Government agencies are notorious for self-preservation. Their goal isn’t necessarily to solve problems but to manage them indefinitely. The DEA exemplifies this: rather than eradicating drug use, it ensures the war on drugs remains an endless cycle. More drugs mean more enforcement, more arrests, and bigger budgets. It’s a textbook case of a perverse incentive—where success would lead to irrelevance, so failure is the preferred outcome.
Look at the numbers: despite billions spent annually, and over a trillion dollars in total since its inception, illicit drug production and consumption have continued uninterrupted. Cocaine, heroin, and synthetic opioids are more available than ever, at lower prices, and overdose rates continue to climb. The DEA’s response? More enforcement, more militarization, and more arrests—none of which reduce demand.
The Endless Expansion of DEA Power
Over time, the DEA has transformed from a small law enforcement unit into a global drug war empire. It now operates in 69 countries, oversees civil asset forfeiture (legalized theft under the banner of drug enforcement), and has increasingly militarized domestic policing. The agency’s power has grown so large that it often operates above the law, using tactics like warrantless surveillance, informant programs riddled with corruption, and entrapment schemes that disproportionately target small-time offenders.
The more ineffective the DEA is at stopping drug flow, the more it can demand increased budgets and harsher laws—all while conveniently ignoring that prohibition itself fuels the violence and black markets it claims to fight.

Who Really Benefits?
If the DEA’s drug war isn’t about stopping drugs, who profits from it?
- The DEA itself – Job security, growing budgets, and expanded jurisdiction.
- Private prisons – A steady supply of nonviolent drug offenders keeps them profitable.
- Law enforcement agencies – Billions in federal grants and military-grade equipment under the guise of fighting drugs.
- Big Pharma – The DEA cracks down on illicit drugs while pharmaceutical companies profit from legal addictive substances like opioids.
A Solution We Haven’t Tried: End Prohibition

The DEA isn’t broken—it’s working exactly as intended. The only way to end the cycle is to end drug prohibition entirely. Legalization and regulation remove the black market incentive, cut cartel profits, and shift resources toward harm reduction and treatment instead of punishment. The DEA’s existence is built on the failure of prohibition, which is why it will never support policies that reduce harm and actually work.

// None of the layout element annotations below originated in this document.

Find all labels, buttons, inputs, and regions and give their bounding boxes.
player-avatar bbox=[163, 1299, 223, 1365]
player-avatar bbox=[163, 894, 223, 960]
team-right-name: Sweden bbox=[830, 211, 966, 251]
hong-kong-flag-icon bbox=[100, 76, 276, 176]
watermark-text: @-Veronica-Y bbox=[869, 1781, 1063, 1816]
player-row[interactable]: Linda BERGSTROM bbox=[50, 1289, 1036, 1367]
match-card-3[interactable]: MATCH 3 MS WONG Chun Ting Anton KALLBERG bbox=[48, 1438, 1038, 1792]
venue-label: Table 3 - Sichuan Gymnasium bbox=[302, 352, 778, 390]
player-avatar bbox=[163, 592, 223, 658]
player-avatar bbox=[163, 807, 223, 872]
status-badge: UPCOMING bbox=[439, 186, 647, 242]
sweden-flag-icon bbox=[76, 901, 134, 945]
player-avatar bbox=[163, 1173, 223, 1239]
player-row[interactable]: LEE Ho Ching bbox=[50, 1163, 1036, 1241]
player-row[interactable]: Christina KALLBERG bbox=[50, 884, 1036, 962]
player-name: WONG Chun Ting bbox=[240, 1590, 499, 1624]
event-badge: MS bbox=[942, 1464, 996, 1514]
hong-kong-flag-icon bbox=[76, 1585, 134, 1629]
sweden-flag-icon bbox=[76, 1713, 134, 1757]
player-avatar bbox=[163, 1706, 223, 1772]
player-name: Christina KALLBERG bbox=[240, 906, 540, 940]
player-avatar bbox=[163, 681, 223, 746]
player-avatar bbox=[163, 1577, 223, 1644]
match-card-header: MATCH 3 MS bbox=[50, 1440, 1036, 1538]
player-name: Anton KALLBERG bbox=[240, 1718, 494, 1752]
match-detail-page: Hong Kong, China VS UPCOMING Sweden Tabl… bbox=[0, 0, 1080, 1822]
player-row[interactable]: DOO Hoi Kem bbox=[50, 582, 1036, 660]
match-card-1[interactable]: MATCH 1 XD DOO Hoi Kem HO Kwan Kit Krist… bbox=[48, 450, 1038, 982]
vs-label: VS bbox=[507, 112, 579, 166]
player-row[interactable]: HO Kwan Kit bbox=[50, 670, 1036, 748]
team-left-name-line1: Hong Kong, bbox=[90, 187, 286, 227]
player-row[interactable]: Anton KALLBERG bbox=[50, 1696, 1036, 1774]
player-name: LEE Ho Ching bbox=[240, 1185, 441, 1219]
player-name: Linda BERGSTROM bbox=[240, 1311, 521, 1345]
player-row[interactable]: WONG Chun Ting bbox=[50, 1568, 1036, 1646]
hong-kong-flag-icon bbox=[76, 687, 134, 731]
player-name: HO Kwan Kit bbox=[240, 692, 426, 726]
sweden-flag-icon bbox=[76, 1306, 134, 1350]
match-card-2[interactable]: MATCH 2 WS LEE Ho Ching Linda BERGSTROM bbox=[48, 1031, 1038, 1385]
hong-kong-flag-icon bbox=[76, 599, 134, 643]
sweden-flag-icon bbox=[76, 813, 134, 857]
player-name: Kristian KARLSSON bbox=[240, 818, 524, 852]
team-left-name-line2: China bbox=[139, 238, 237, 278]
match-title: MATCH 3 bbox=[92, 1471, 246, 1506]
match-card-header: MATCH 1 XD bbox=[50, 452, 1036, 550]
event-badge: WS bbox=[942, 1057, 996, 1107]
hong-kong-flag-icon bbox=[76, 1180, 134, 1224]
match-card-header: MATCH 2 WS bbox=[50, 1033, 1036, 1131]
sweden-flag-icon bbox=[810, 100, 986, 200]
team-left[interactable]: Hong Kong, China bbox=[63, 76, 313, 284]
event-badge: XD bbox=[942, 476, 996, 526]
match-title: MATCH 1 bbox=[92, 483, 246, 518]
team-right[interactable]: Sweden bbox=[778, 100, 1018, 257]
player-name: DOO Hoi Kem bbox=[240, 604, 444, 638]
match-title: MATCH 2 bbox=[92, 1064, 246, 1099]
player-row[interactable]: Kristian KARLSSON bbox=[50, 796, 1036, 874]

The real question isn’t whether the DEA is winning the drug war—it’s whether it even wants to, and who determines when it’s time to try something else. If we want different results, we have to try different things. Einstein said that “the definition of insanity is doing the same thing over and over again while expecting a different result.” Keeping the DEA, in its current capacity is insane.